Methodologies were formulated by each Team in Dreese Data Systems to devise plans that could be implemented by any AEV researcher to test an acquire data that will further the devlopment of designs and improvements. Team L produced the following:

Reflectance Sensor Test:

Methodology PlanReflectance Sensor Methodology-132t5ye

Test Runs (Sensor) (1)-1oosfmm

Goal: To determine the accuracy of the reflectance sensors.

Results: The reflectance sensors had an error of 1-2 inches for 5 ft of recording.

Improvements: A more conclusive test could include letting the AEV run as far as possible (to gain more data) and recording the distance it stopped at with what it the Arduino records.

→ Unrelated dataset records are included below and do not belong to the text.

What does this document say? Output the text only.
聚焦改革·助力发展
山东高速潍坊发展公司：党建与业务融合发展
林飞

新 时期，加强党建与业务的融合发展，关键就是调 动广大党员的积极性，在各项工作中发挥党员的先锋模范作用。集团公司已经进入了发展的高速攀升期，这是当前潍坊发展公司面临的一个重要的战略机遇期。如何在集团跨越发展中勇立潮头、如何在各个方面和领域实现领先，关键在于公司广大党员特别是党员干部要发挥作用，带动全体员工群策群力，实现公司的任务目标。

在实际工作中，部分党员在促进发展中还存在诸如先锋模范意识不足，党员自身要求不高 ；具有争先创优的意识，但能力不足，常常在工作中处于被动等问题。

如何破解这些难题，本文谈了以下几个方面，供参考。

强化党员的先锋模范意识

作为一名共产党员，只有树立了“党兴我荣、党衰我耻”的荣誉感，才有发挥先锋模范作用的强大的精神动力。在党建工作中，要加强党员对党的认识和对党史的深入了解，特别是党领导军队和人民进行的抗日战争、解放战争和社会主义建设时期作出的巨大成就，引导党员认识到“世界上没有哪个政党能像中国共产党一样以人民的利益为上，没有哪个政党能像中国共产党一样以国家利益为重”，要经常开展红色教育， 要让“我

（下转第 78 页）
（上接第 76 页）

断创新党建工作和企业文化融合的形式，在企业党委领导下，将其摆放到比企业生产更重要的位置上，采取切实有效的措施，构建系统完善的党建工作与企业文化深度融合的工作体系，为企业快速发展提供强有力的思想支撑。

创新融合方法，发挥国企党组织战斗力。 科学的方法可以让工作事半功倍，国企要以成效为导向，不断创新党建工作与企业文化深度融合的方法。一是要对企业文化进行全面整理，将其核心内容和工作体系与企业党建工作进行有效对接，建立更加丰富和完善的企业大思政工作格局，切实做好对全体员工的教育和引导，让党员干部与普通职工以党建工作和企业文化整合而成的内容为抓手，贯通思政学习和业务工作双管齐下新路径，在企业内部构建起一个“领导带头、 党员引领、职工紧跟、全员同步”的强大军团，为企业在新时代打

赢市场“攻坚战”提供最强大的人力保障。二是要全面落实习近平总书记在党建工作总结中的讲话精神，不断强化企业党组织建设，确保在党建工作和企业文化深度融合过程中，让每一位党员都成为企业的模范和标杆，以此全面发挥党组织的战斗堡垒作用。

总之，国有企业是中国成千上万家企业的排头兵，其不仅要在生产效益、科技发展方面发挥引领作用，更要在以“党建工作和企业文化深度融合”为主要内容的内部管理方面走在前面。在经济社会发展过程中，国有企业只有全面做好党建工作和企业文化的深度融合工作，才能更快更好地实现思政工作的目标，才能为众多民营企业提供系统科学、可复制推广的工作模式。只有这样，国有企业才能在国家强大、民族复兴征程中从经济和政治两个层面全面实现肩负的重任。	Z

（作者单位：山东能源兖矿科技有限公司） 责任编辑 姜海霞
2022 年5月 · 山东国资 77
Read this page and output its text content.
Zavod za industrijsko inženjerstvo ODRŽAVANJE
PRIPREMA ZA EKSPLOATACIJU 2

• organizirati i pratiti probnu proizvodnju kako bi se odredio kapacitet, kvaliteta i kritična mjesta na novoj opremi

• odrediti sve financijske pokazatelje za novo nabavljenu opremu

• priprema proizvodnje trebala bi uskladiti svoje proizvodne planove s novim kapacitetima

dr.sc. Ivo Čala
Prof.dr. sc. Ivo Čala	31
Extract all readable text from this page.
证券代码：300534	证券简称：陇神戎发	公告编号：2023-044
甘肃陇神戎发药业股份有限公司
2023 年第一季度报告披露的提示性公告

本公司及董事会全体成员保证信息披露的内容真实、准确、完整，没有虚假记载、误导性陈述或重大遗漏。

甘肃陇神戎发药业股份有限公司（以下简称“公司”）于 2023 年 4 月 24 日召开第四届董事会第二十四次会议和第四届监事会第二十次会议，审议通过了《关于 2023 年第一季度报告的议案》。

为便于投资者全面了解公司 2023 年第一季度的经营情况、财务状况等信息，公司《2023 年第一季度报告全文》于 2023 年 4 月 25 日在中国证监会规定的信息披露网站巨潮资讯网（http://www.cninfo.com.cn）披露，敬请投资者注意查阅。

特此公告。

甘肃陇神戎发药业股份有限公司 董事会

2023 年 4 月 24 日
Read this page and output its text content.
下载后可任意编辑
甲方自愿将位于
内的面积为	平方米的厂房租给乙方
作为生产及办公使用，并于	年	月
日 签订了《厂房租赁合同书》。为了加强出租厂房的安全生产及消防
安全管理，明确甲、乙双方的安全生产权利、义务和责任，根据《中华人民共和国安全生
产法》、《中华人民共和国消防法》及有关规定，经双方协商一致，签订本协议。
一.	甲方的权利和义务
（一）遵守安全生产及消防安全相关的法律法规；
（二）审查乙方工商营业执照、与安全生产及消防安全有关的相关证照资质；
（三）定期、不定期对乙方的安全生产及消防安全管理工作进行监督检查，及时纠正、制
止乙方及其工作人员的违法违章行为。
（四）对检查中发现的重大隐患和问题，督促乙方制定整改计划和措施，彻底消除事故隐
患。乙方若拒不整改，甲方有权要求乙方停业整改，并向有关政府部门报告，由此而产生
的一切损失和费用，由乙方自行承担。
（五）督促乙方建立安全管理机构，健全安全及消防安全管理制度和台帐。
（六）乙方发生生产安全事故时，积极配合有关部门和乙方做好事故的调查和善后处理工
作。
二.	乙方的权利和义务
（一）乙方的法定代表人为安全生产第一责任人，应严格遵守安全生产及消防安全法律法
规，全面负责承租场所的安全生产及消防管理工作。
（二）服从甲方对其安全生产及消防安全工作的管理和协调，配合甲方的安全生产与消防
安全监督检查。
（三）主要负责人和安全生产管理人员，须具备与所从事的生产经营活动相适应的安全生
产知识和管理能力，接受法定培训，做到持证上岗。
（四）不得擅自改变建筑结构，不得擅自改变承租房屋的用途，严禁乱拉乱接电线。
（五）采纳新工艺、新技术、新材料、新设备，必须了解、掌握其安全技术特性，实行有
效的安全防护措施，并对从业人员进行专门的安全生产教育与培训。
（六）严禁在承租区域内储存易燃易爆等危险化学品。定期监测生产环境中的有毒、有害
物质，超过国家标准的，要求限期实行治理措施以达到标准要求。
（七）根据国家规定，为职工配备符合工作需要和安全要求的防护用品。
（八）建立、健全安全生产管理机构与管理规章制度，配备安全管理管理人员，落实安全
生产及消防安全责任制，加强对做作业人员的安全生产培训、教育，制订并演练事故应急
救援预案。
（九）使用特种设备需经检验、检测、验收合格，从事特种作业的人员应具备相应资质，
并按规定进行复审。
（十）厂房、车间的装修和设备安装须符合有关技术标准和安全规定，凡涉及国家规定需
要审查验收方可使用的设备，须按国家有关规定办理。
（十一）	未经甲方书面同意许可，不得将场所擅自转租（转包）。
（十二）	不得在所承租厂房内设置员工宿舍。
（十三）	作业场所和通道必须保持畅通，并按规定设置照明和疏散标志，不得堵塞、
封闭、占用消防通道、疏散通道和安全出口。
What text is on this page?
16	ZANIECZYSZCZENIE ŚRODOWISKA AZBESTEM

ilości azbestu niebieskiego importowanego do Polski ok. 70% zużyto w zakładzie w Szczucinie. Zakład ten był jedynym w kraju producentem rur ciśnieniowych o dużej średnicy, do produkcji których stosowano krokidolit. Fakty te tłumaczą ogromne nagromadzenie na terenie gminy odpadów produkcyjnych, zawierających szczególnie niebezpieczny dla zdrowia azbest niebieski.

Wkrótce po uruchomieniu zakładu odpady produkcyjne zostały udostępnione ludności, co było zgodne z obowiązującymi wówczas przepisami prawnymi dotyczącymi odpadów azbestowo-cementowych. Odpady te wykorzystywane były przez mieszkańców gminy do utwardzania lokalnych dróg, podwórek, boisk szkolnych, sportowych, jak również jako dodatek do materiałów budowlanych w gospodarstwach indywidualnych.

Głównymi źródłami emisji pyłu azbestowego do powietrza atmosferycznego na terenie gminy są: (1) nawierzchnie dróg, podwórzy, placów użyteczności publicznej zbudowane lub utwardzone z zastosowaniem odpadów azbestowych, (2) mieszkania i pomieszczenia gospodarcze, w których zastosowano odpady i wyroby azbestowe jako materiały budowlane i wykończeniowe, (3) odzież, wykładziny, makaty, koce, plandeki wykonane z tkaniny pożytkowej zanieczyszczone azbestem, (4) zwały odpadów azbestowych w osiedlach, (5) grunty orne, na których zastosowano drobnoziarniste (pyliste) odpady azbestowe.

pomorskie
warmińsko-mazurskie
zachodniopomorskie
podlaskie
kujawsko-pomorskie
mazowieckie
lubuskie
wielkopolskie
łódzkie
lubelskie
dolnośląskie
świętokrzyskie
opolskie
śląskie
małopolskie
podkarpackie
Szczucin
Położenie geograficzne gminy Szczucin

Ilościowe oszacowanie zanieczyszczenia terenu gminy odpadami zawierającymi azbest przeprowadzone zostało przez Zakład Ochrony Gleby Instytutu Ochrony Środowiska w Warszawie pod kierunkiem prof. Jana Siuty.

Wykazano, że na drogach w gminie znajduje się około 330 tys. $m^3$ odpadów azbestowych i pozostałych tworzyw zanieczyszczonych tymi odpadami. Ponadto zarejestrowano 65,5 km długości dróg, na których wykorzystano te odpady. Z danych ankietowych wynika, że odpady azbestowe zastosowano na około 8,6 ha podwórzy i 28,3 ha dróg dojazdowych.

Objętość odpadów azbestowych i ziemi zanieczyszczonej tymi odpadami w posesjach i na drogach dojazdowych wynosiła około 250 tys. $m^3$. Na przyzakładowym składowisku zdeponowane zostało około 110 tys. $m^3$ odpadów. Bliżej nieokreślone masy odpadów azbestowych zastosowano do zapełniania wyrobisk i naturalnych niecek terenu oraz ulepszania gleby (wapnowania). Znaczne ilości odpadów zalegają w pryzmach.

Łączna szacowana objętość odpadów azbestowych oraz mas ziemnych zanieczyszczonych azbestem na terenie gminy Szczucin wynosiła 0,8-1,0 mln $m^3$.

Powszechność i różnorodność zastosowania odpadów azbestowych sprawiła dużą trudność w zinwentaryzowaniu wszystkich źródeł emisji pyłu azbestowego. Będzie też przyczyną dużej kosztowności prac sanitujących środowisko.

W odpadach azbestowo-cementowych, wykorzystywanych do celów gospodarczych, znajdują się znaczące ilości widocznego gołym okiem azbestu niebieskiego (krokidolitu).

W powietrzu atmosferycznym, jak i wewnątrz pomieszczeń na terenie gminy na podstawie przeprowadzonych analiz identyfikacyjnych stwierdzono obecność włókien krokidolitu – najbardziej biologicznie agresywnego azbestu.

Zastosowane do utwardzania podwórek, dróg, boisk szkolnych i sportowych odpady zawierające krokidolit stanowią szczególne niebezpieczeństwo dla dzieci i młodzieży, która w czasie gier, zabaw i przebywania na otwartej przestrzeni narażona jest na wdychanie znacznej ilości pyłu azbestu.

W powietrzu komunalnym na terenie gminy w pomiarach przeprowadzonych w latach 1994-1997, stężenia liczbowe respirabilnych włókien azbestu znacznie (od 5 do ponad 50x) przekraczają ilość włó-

Testing the wheels at different distances to the sensor can also work. Also testing if infrared light affects it by exposing it to a source even without spinning the wheels.

Push Vs. Pull:

Methodology PlanPush_Pull Methodology-2nshkxf

Code:

reverse(4);
motorSpeed(4,30);
goToRelativePosition(-340);
brake(4);
reverse(4);
motorSpeed(4,25);
goFor(1.5);
brake(4);

Data:

Push Test 1(14 ft. No Incline):

Push14NoIncline_Power-15e27ua

PushTest14NoIncline_Speed-2a2i7ot

Pull Test 1 (14 ft. No Incline):

PullTest14NoIncline_Power-120t27s

PullTest14NoIncline_Speed-22e30mw

Goal: To compare power used for Push vs. Pull AEV setup.

Results: The push method averages about 4 watts of power throughout 4 meters of travel, while the pull method averages 6 watts of power throughout 4 meters of travel. The pull method uses 50% more power than the pull, while not producing any improved features.

Other Observation: Both types of vehicles travel at similar speeds throughout the run, both taking 9 seconds to travel 14 ft. Despite the different method of moving and differing power usage, the velocity is not affected by these variables.

Servo Testing:

Methodology PlanServo Methodology-2g4fl6o

 

Goal: To test the power efficiency and accuracy of servo in comparison to reverse-propeller braking.

Results: 

-The servo braking error was 5 inches while the reverse-propeller’s error averaged at 1.2 ft.

The reverse-propeller had much more speed fluctuation between .4-.8 m/s, while the servo system averaged its speed around .4 m/s.

The power consumption of both vehicle types was similar, with the reverse-propeller vehicle using 1 watt more on average and spiking to 14 watts.